The first defense against CSRF attacks is to ensure that GET requests
are side-effect free. POST requests can then be protected by adding this
middleware into your list of installed middleware.
.. _Cross Site Request Forgeries: http://www.squarefree.com/securitytips/web-developers.html#CSRF
How to use it
=============
Add the middleware ``"django.contrib.csrf.middleware.CsrfMiddleware"`` to
your list of middleware classes, ``MIDDLEWARE_CLASSES``. It needs to process
the response after the SessionMiddleware, so must come before it in the
list. It also must process the response before things like compression
happen to the response, so it must come after GZipMiddleware in the list.
How it works
============
CsrfMiddleware does two things:
1. It modifies outgoing requests by adding a hidden form field to all
'POST' forms, with the name 'csrfmiddlewaretoken' and a value which is
a hash of the session ID plus a secret. If there is no session ID set,
this modification of the response isn't done, so there is very little
performance penalty for those requests that don't have a session.
2. On all incoming POST requests that have the session cookie set, it
checks that the 'csrfmiddlewaretoken' is present and correct. If it
isn't, the user will get a 403 error.
This ensures that only forms that have originated from your web site
can be used to POST data back.
It deliberately only targets HTTP POST requests (and the corresponding
POST forms). GET requests ought never to have side effects (if you are
using HTTP GET and POST correctly), and so a CSRF attack with a GET
request will always be harmless.
POST requests that are not accompanied by a session cookie are not protected,
but they do not need to be protected, since the 'attacking' web site
could make these kind of requests anyway.

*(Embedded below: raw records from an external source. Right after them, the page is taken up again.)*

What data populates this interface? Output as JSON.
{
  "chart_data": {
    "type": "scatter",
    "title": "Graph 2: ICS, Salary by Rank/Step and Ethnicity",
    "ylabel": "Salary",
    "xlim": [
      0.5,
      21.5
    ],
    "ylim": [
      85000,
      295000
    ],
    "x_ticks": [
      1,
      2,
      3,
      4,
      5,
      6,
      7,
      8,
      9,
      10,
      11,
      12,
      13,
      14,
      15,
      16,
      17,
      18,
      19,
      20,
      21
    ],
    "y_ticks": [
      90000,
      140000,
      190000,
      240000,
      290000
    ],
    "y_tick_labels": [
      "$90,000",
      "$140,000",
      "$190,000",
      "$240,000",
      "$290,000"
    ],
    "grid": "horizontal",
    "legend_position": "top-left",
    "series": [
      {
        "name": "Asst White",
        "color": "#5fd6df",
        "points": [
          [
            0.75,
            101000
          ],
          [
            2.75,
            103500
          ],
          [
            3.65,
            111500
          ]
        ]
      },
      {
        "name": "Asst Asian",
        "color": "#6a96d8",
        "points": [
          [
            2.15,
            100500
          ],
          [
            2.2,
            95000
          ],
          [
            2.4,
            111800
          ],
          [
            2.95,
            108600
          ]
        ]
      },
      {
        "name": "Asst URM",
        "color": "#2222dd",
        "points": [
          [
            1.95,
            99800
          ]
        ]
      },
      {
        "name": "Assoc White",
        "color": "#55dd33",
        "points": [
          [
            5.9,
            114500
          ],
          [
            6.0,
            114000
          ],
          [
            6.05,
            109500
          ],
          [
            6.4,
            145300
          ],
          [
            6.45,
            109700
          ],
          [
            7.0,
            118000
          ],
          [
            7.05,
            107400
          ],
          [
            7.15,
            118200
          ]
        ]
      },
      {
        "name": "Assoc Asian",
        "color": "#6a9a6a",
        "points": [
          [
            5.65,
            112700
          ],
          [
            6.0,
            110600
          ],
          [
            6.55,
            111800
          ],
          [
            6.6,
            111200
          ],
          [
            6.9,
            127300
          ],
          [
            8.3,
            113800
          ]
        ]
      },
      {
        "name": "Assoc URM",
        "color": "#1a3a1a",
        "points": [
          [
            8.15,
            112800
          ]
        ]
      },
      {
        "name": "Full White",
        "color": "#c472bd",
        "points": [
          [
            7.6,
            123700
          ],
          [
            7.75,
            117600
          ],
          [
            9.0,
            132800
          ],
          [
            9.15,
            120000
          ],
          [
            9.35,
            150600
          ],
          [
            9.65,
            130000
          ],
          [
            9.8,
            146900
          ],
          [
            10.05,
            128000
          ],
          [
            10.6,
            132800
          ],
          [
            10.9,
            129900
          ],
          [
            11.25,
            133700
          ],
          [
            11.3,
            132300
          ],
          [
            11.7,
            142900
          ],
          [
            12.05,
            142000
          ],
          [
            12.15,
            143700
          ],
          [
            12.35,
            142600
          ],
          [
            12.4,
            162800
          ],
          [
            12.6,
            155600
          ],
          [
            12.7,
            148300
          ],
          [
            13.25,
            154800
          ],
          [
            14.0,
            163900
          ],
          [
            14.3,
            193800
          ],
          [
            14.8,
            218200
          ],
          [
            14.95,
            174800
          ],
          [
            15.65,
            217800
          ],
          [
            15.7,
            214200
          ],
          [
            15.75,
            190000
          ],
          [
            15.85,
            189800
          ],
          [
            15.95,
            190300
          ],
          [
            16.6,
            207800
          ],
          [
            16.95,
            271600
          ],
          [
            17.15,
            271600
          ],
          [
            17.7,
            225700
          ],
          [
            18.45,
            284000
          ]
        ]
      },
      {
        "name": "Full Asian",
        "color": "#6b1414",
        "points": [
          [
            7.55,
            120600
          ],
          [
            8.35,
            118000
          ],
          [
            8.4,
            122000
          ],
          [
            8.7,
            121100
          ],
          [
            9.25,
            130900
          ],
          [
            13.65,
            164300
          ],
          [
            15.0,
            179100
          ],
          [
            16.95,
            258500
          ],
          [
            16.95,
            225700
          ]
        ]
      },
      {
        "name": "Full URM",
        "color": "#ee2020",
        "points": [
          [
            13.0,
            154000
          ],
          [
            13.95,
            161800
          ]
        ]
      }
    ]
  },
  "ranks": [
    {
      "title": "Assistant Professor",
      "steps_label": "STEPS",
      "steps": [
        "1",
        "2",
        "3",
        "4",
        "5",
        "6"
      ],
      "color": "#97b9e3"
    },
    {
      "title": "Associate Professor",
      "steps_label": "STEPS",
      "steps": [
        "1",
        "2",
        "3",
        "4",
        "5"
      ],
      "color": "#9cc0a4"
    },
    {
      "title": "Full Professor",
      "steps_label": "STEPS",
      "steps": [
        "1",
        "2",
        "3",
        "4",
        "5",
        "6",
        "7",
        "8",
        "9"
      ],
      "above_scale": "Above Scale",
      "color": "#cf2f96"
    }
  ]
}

The Content-Type is checked before modifying the response, and only
pages that are served as 'text/html' or 'application/xml+xhtml'
are modified.
Limitations
===========
CsrfMiddleware requires Django's session framework to work. If you have
a custom authentication system that manually sets cookies and the like,
it won't help you.
If your app creates HTML pages and forms in some unusual way, (e.g.
it sends fragments of HTML in javascript document.write statements)
you might bypass the filter that adds the hidden field to the form,
in which case form submission will always fail. It may still be possible
to use the middleware, provided you can find some way to get the
CSRF token and ensure that is included when your form is submitted.